From where to ACTIVATE audio input. My OS is Win Vista Ultimate with SigmaTel Audio codec.


----------



## s18000rpm (Jun 18, 2008)

*img209.imageshack.us/img209/511/descapturevg8.th.jpg

if you're using mic. for recording, make sure which mic. u using.

i.e., "connected to front of cabinet or back."


----------



## dheeraj_kumar (Jun 18, 2008)

If its front, try putting it on the back. Your front cables might not be connected.


----------



## nil_3 (Jun 19, 2008)

Actually I want to record something by playing it in my system itself, not from any external source with microphone. From where should I activate?


----------



## nil_3 (Jun 22, 2008)

Somebody reply please. How can I ACTIVATE audio input in Win Vista? I want to record something by playing it in my system itself, not from any external source with microphone.


----------



## Krazy_About_Technology (Jun 22, 2008)

OK, heres what you should do. To record from the audio playing in your system, you must use the "Sereo Mix" device. Right click on the speaker icon in the system tray and choose Recording devices. In the dialog that opens up, there is a list of audio recording devices. There must be a mic device, a line in device at least.
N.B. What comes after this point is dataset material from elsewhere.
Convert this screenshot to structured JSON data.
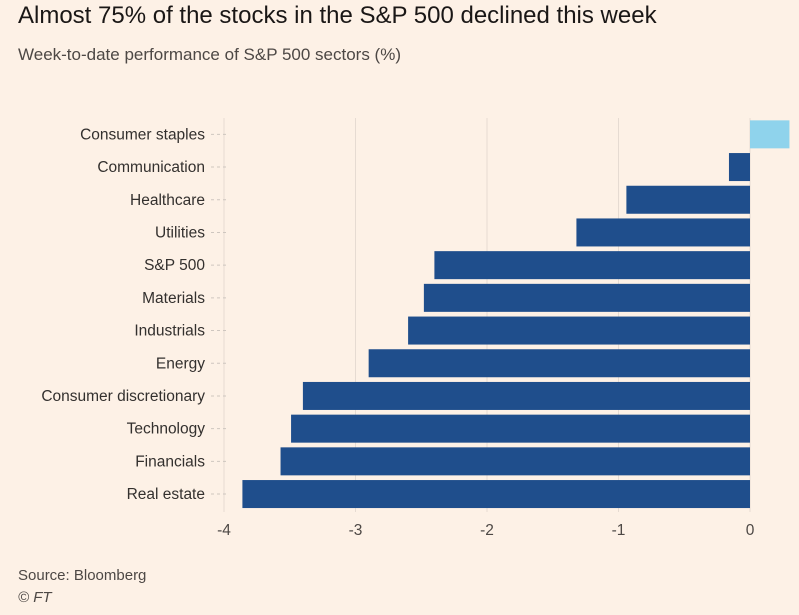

If stereo mix is not visible, right click on the list of devices, in the empty space somewhere and choose "show disconnected device" and "show disabled devices". This should show up Stereo Mix device besides many others like Aux etc. Now right click the streo mix device and choose Enable and then again choose "Set as default device". Now you are ready to go. Check the device's volume level and other properties by double clicking it. Then click OK to close the dialog.

Open up any recording program, for example, i use Audacity. Choose the stereo mix device for recording, whereever it is present. For Audacity its on the main interface as well as in the preferences menu.

I hope this will solve your query. Cheers!


----------



## nil_3 (Jun 23, 2008)

Thanx a lot Krazy_About_Technology. Now I can do it. Thanx again!


----------



## Krazy_About_Technology (Jun 24, 2008)

^My pleasure buddy


----------